You’re wrong, or you’re lying

Before we get back into the Unca Brett Business or any of that other silliness, let me take a few seconds to correct some misapprehensions people have acquired over the years.  This may take a couple of posts, but we all have the time, so what the hell.  (For the record, if cursing bothers you, this is probably not a blog you should bookmark…I drop enough F-bombs that LiveJournal put me behind an adult wall.)

(Another side note:  If you’re reading this on your tablet or phone while driving, shopping, visiting your grandmother, or any of the million other things people seem to think they can multi-task with dicking around on the phone, stop it.  The world is out there, not in here.  This will still be here when you find a more appropriate time and place.)

Okay, so here are some things that bother me because they are not true.  And when I say not true, I don’t mean they resonate badly with my feelings.  I mean they are factually inaccurate.

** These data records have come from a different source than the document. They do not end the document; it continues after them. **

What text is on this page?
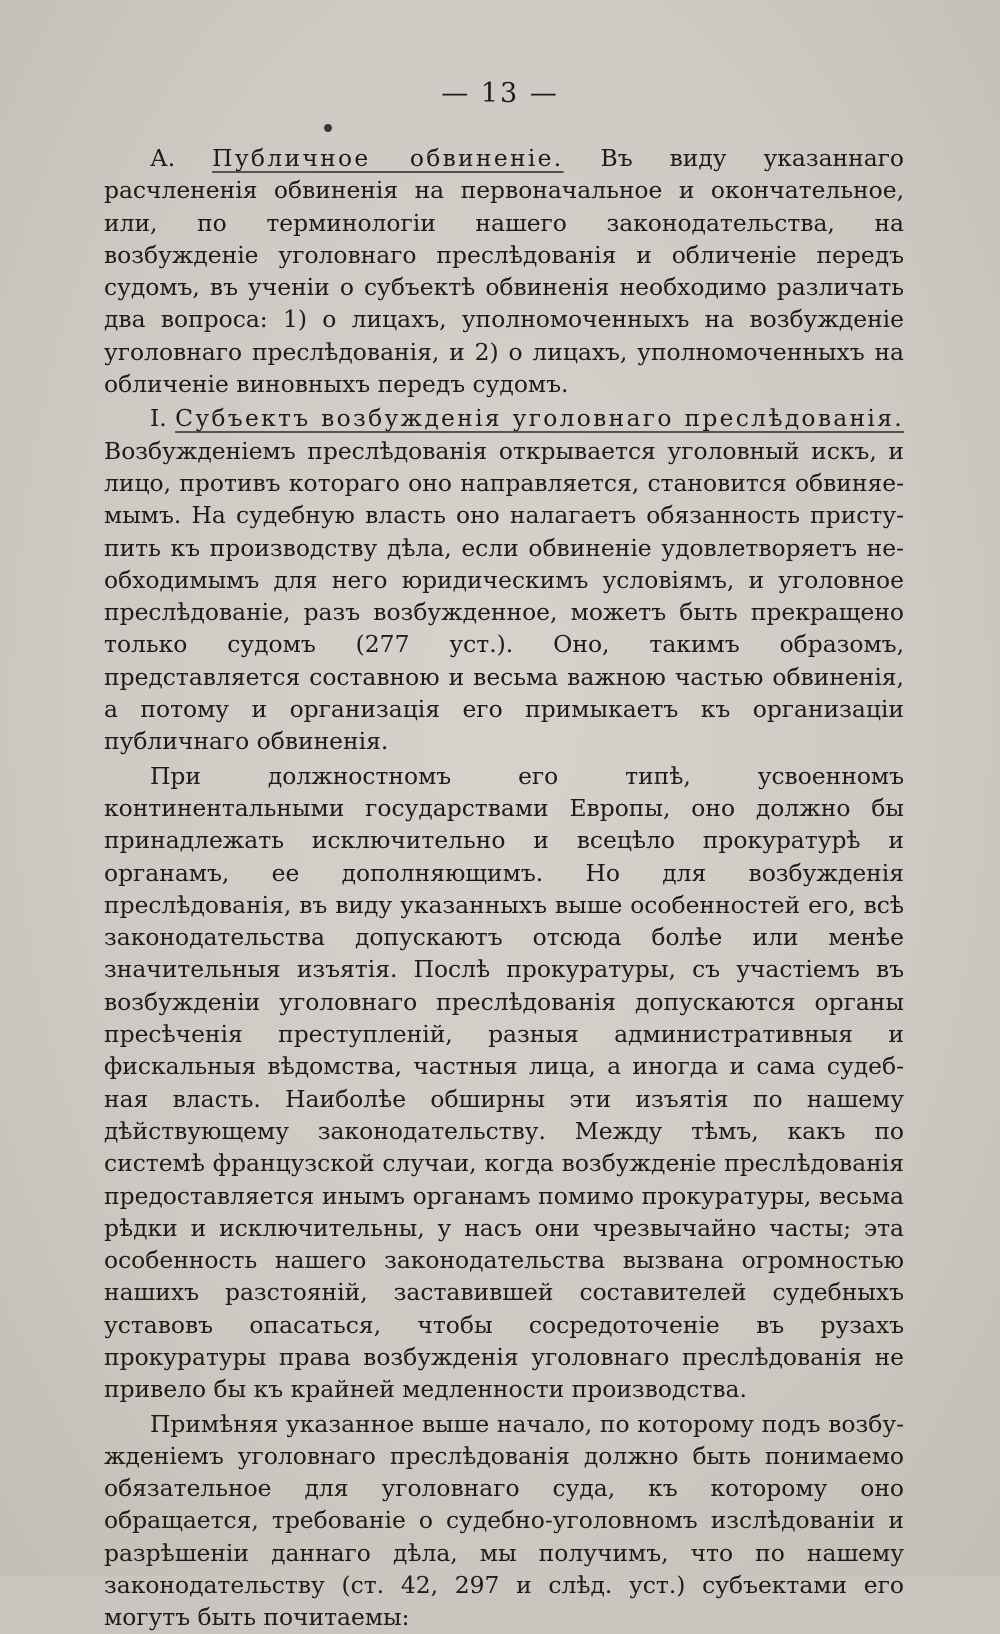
— 13 —

А. Публичное обвиненіе. Въ виду указаннаго расчлененія обвиненія на первоначальное и окончательное, или, по терминологіи нашего законодательства, на возбужденіе уголовнаго преслѣдованія и обличеніе передъ судомъ, въ ученіи о субъектѣ обвиненія необходимо различать два вопроса: 1) о лицахъ, уполномоченныхъ на возбужденіе уголовнаго преслѣдованія, и 2) о лицахъ, уполномоченныхъ на обличеніе виновныхъ передъ судомъ.

I. Субъектъ возбужденія уголовнаго преслѣдованія. Возбужденіемъ преслѣдованія открывается уголовный искъ, и лицо, противъ котораго оно направляется, становится обвиняемымъ. На судебную власть оно налагаетъ обязанность приступить къ производству дѣла, если обвиненіе удовлетворяетъ необходимымъ для него юридическимъ условіямъ, и уголовное преслѣдованіе, разъ возбужденное, можетъ быть прекращено только судомъ (277 уст.). Оно, такимъ образомъ, представляется составною и весьма важною частью обвиненія, а потому и организація его примыкаетъ къ организаціи публичнаго обвиненія.

При должностномъ его типѣ, усвоенномъ континентальными государствами Европы, оно должно бы принадлежать исключительно и всецѣло прокуратурѣ и органамъ, ее дополняющимъ. Но для возбужденія преслѣдованія, въ виду указанныхъ выше особенностей его, всѣ законодательства допускаютъ отсюда болѣе или менѣе значительныя изъятія. Послѣ прокуратуры, съ участіемъ въ возбужденіи уголовнаго преслѣдованія допускаются органы пресѣченія преступленій, разныя административныя и фискальныя вѣдомства, частныя лица, а иногда и сама судебная власть. Наиболѣе обширны эти изъятія по нашему дѣйствующему законодательству. Между тѣмъ, какъ по системѣ французской случаи, когда возбужденіе преслѣдованія предоставляется инымъ органамъ помимо прокуратуры, весьма рѣдки и исключительны, у насъ они чрезвычайно часты; эта особенность нашего законодательства вызвана огромностью нашихъ разстояній, заставившей составителей судебныхъ уставовъ опасаться, чтобы сосредоточеніе въ рузахъ прокуратуры права возбужденія уголовнаго преслѣдованія не привело бы къ крайней медленности производства.

Примѣняя указанное выше начало, по которому подъ возбужденіемъ уголовнаго преслѣдованія должно быть понимаемо обязательное для уголовнаго суда, къ которому оно обращается, требованіе о судебно-уголовномъ изслѣдованіи и разрѣшеніи даннаго дѣла, мы получимъ, что по нашему законодательству (ст. 42, 297 и слѣд. уст.) субъектами его могутъ быть почитаемы:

Americans are divided among Conservatives, Liberals, and (largely apathetic) Independents.  There is literally no way that could be more wrong; even saying, “Americans are divided among monkeys, kitty-cats, and wombats,” is more accurate.  “Conservative” and “Liberal” don’t really make any sense when viewed as philosophical opposites.  There’s a reason for this.  The actual philosophical opposite of Conservative is Progressive.  What happened was that around about the 1920’s, the Progressives (and the political party of the same name) gave themselves a black eye by being as crazy as a bag of cats.  By the fifties, calling yourself a Progressive was pretty much the same as painting your house with a hammer and sickle, so they started using the less villified term of Liberal.  This worked out well for them, because it allowed them to be associated with true Liberals who were mostly concerned with ensuring the rights of all Americans (for instance, making sure that “a jury of ones peers” meant that an urban black man didn’t have to face twelve white guys from the suburbs).  They were also in favor of relaxing some of the laws that made no sense (and were probably racist in their design).  The opposite of Liberal, by the way, is Authoritarian.

There are a lot of Conservative Liberals and Progressive Authoritarians.  I’m not saying that no Conservative is Authoritarian, or that no Progressive is Liberal; I’m just saying that the concepts do not necessarily coincide.  It does, however, occur to me that Liberal views are best suited to conserving the American Way of Life (whatever that is) and that Authoritarianism is the most efficient means of achieving Progressive goals.  In any case, none of these labels adequately define people, since every one of the 300 million plus Americans has a slightly different view on every issue, even if they don’t think they have an opinion at all.

This problem with painting wide swaths of citizens with the same inadequate brushes has been compunded by the fact that a wide variety of journalists have spent the last forty or so years conflating terms so that most people automatically assume that all Conservatives are Republicans and all Liberals are Democrats.  If it’s inaccurate to pigeonhole human beings into general philiosophies, then its just plain stupid to further pigeonhole them by assuming that they must, perforce, support various political parties.  Colin Powell’s support of Obama’s campaign in 2008 didn’t make him a Democrat or a Liberal.  If anything it simply illustrated and underscored Americans’ fear that a McCain Presidency would have expanded and intensified the power grab and violations against civil liberties that had been perpetrated by the Bush Administration.

Political Parties are not the philosophies they claim to represent.  Political Parties are incorporated organizations designed to acquire money and power through the electorate.  That’s all.  If you want proof that the Republican Party doesn’t speak for conservatives, go review how the party treated Tea Party candidates that defeated their favored sons in the Primaries in 2010 and 2012.  If you want the same kind of proof about the Democratic Party, go review the 2006 Leiberman victory in the Senate.  In both cases, you’ll see astounding examples of a political machine punishing its members for “going off the ranch” by trying to serve their constituents within their own moral and ethical code.

The Parties’ interest is not in achieving philosophical aims.  It is in achieving power and the cash benefits that go with it.  Never kid yourself on that one.  AARP didn’t become the biggest and most influential lobby in Washington by having convincing and reasonable arguments.  They did it by threatening to pull their support (and, by extension, the support of their several million members–although that’s never been tested) and by writing fat checks.

So if you say Conservative when you mean Republican, or Liberal when you mean Democrat, you’re wrong, or you’re lying.  Either way you need to shut the hell up and let the grown-ups talk.